TOKYO: Asian stocks came under pressure on Thursday as the threat of imminent U.S. military action in Syria rattled investors and sent oil prices to their highest levels since late 2014 on concerns about supply.
MSCI’s broadest index of Asia-Pacific shares outside Japan slipped 0.05 percent in early trade while Japan’s Nikkei dropped 0.4 percent.
On Wednesday, the S&P 500 lost 0.55 percent and the Nasdaq Composite dropped 0.36 percent while energy shares gained more than 1 percent on rising oil prices.
Trump declared that missiles “will be coming” in Syria, taunting Russia for supporting Syrian President Bashar al-Assad after a suspected chemical attack on rebels.
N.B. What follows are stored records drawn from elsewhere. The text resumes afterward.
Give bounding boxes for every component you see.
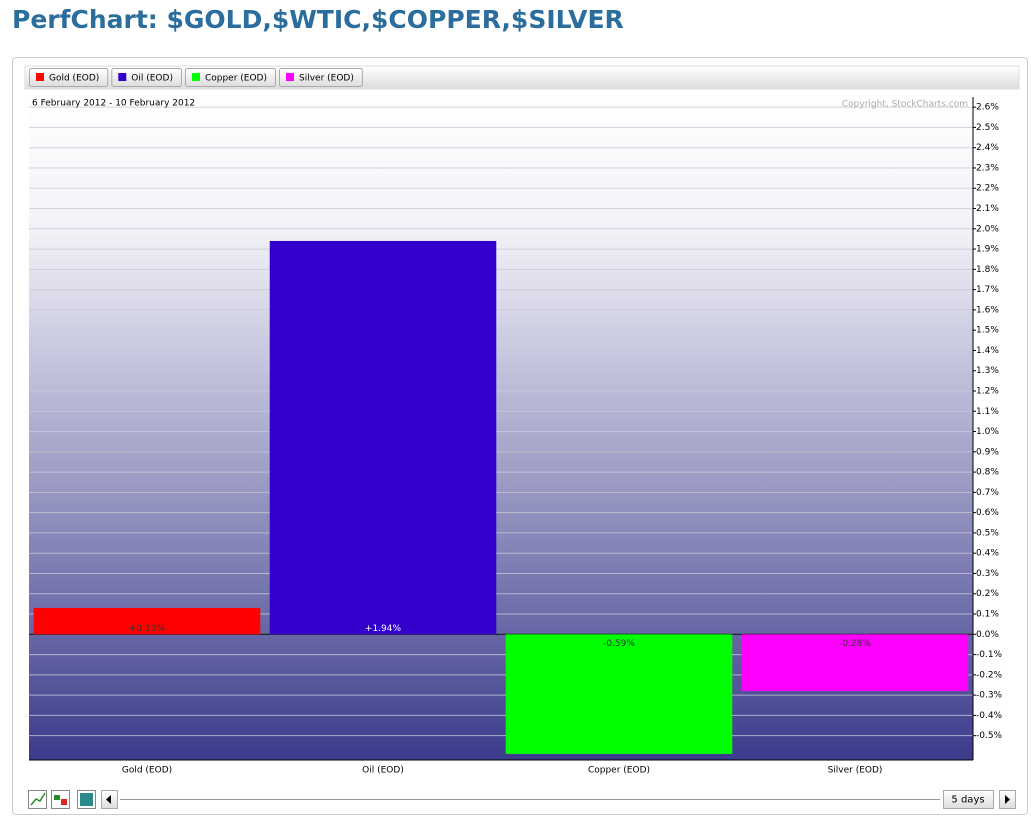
legend-button [279, 68, 363, 87]
y-tick-label: 1.3% [976, 366, 999, 376]
bar-icon [54, 795, 60, 800]
y-tick-label: 2.6% [976, 103, 999, 113]
y-tick-label: 0.6% [976, 508, 999, 518]
y-tick-label: -0.3% [976, 691, 1003, 701]
value-label: -0.28% [839, 639, 871, 649]
line-icon [30, 792, 46, 806]
legend-button [184, 68, 276, 87]
bar [269, 240, 497, 635]
y-tick-label: 2.4% [976, 143, 999, 153]
bottom-controls: 5 days [28, 790, 1016, 809]
y-tick-label: -0.4% [976, 711, 1003, 721]
y-tick-label: 0.9% [976, 447, 999, 457]
legend-swatch [118, 73, 127, 81]
x-tick-label: Gold (EOD) [122, 766, 172, 776]
y-tick-label: 1.8% [976, 265, 999, 275]
value-label: +1.94% [365, 624, 402, 634]
y-tick-label: 0.0% [976, 630, 999, 640]
legend-swatch [36, 73, 44, 81]
bar-icon [61, 799, 67, 805]
value-label: -0.59% [603, 639, 635, 649]
y-tick-label: 2.0% [976, 224, 999, 234]
y-tick-label: 1.6% [976, 305, 999, 315]
x-tick-label: Copper (EOD) [588, 766, 650, 776]
y-tick-label: 0.8% [976, 468, 999, 478]
y-tick-label: 1.1% [976, 407, 999, 417]
y-tick-label: 1.4% [976, 346, 999, 356]
y-tick-label: -0.2% [976, 670, 1003, 680]
arrow-right [1005, 795, 1010, 804]
bar [741, 634, 969, 692]
y-tick-label: 2.5% [976, 123, 999, 133]
bar [505, 634, 733, 754]
bar [33, 607, 261, 635]
legend-label: Oil (EOD) [131, 74, 173, 84]
legend-swatch [191, 73, 200, 81]
y-tick-label: 1.7% [976, 285, 999, 295]
legend-item[interactable]: Copper (EOD) [184, 68, 276, 87]
y-tick-label: 2.3% [976, 163, 999, 173]
date-range: 6 February 2012 - 10 February 2012 [32, 99, 195, 109]
bars: Gold (EOD) +0.13% Oil (EOD) +1.94% Copper (E… [33, 240, 969, 776]
x-tick-label: Oil (EOD) [362, 766, 404, 776]
legend-swatch [286, 73, 294, 81]
y-tick-label: -0.5% [976, 731, 1003, 741]
arrow-left [106, 795, 111, 804]
y-tick-label: 0.2% [976, 589, 999, 599]
y-tick-label: 1.9% [976, 245, 999, 255]
y-tick-label: 1.0% [976, 427, 999, 437]
x-tick-label: Silver (EOD) [828, 766, 883, 776]
copyright: Copyright, StockCharts.com [842, 100, 968, 110]
legend-button [111, 68, 182, 87]
y-tick-label: 0.1% [976, 610, 999, 620]
legend-item[interactable]: Oil (EOD) [111, 68, 182, 87]
y-tick-label: 2.2% [976, 184, 999, 194]
legend-label: Silver (EOD) [299, 74, 354, 84]
y-tick-label: 0.4% [976, 549, 999, 559]
y-tick-label: 1.2% [976, 386, 999, 396]
y-tick-label: 0.7% [976, 488, 999, 498]
legend-item[interactable]: Gold (EOD) [29, 68, 109, 87]
legend-label: Copper (EOD) [205, 74, 267, 84]
legend-button [29, 68, 109, 87]
y-tick-label: 0.5% [976, 528, 999, 538]
y-tick-label: 0.3% [976, 569, 999, 579]
y-tick-label: 2.1% [976, 204, 999, 214]
y-tick-label: -0.1% [976, 650, 1003, 660]
page-title: PerfChart: $GOLD,$WTIC,$COPPER,$SILVER [12, 5, 624, 34]
legend-item[interactable]: Silver (EOD) [279, 68, 363, 87]
legend-label: Gold (EOD) [49, 74, 99, 84]
legend: Gold (EOD) Oil (EOD) Copper (EOD) Silver (E… [29, 68, 363, 87]
range-label: 5 days [951, 795, 984, 806]
y-tick-label: 1.5% [976, 326, 999, 336]
value-label: +0.13% [129, 624, 166, 634]
histogram-icon [80, 793, 93, 806]
range-button[interactable] [943, 790, 994, 809]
Damascus and Moscow have denied any responsibility.
His comments raised the prospect of direct conflict over Syria for the first time between the two world powers backing opposing sides in the seven-year-old civil war, which has also escalated a rivalry between Saudi Arabia and Iran.
The tension intensified in another front as Saudi Arabia said its air defense forces intercepted three ballistic missiles fired at Riyadh and other cities by Yemen’s Houthis.
Fears of military conflicts in the Middle East have boosted oil prices as well as safe-haven assets such as gold.
Both U.S. crude and global benchmark Brent traded at the highest levels since 2014 as geopolitical concerns overshadowed a surprise buildup in U.S. crude inventories.
U.S. crude futures traded at $66.79 a barrel, having risen 7.6 percent so far this week. They have traded as high as $67.45 on Wednesday, a level last seen in December 2014.
Brent traded at $71.93 a barrel, having touched a high of $73.09 on Wednesday.
Gold stood at $1,353.10 per ounce, having climbed to $1,365.30. A break above its Jan. 25 high of $1,365.8 would take the yellow metal to a high last seen in August 2016.